Meaty mushrooms guarantee this lightened-up veggie take on an Italian classic truly satisfies — and you’ll never miss pricey sausage in the filling.
Serving Size:
4
Active Time:
40 min.
Total Time:
1 hr.
Ingredients
- 8 oven-ready lasagna noodles, from 9 oz. pkg.
- 2 Tbs. olive oil
- 1 onion, chopped
- 1 lb. mushrooms, chopped
- ½ tsp. salt
- ¼ tsp. pepper
- 2 cloves garlic, minced
- 1 cup part-skim ricotta cheese
- ⅓ cup + 2 Tbs. shredded Parmesan cheese
- 1½ cups tomato-basil pasta sauce, from 24-oz. jar
- Fresh basil leaves
Instructions
- Heat oven to 350°F. Place noodles in 13”x9” baking dish, overlapping as needed; pour hot tap water halfway up side of dish. Let noodles soak until pliable, 10 min. Remove noodles; transfer to clean surface in single layer with one short side of each facing you. Pat dry with paper towels; cover.
- Meanwhile, in 12” nonstick skillet, heat oil over medium-high heat. Add onion; cook, stirring occasionally, until softened, 3-4 min. Add mushrooms, salt and pepper; cook, stirring, until browned and liquid evaporates, 5-7 min. Add garlic; cook 30 sec. Transfer to bowl; cool. Stir in ricotta and ⅓ cup Parmesan.

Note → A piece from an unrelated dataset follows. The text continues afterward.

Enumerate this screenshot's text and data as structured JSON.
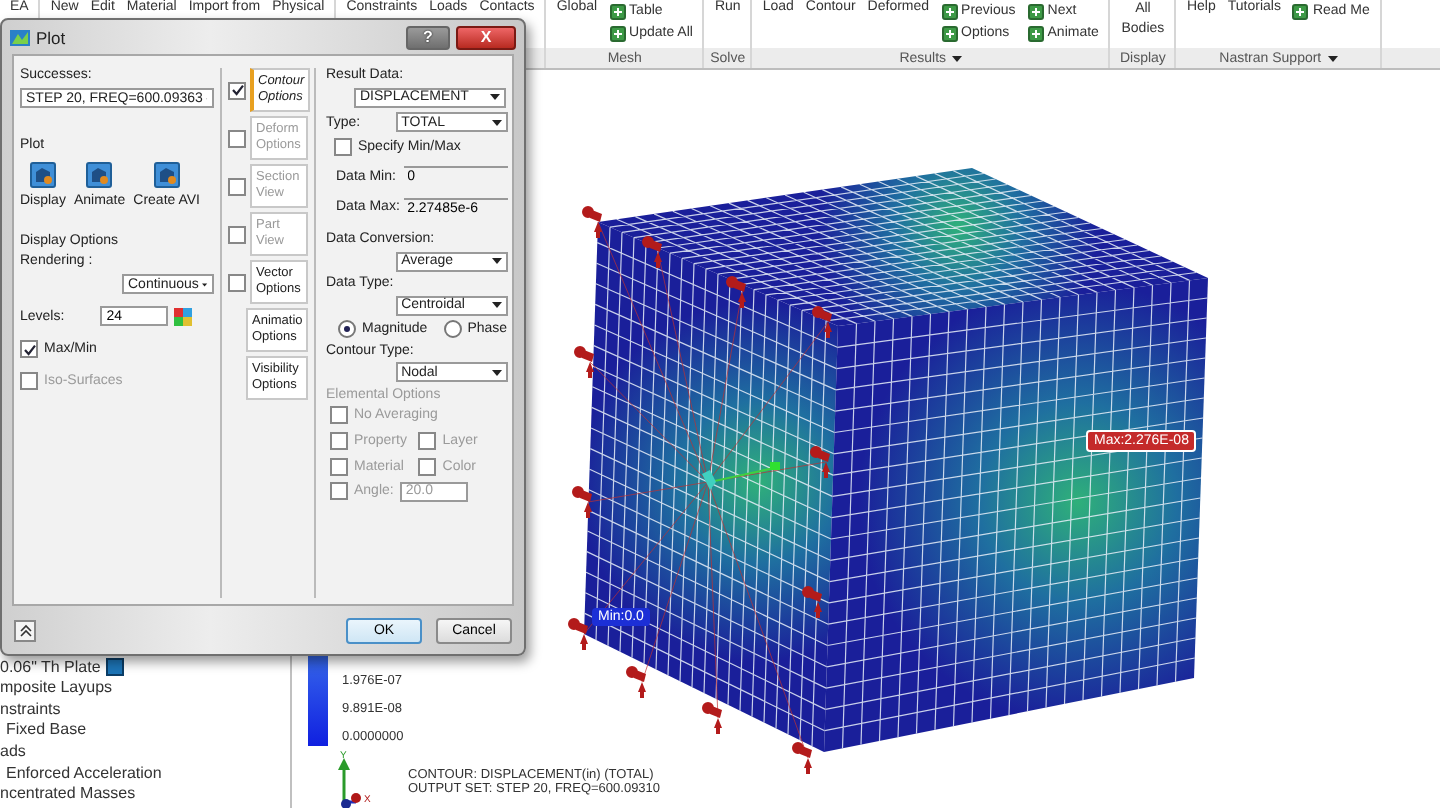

- Spoon 1 cup sauce over bottom of 9” sq. baking dish. Dividing evenly, spoon mushroom filling on one short end of each noodle; roll up to enclose filling. Place in baking dish seam side down. Spoon remaining ½ cup sauce over top. Cover; bake until hot and noodles are tender, 20 min. Uncover; sprinkle with remaining Parmesan. Garnish with basil.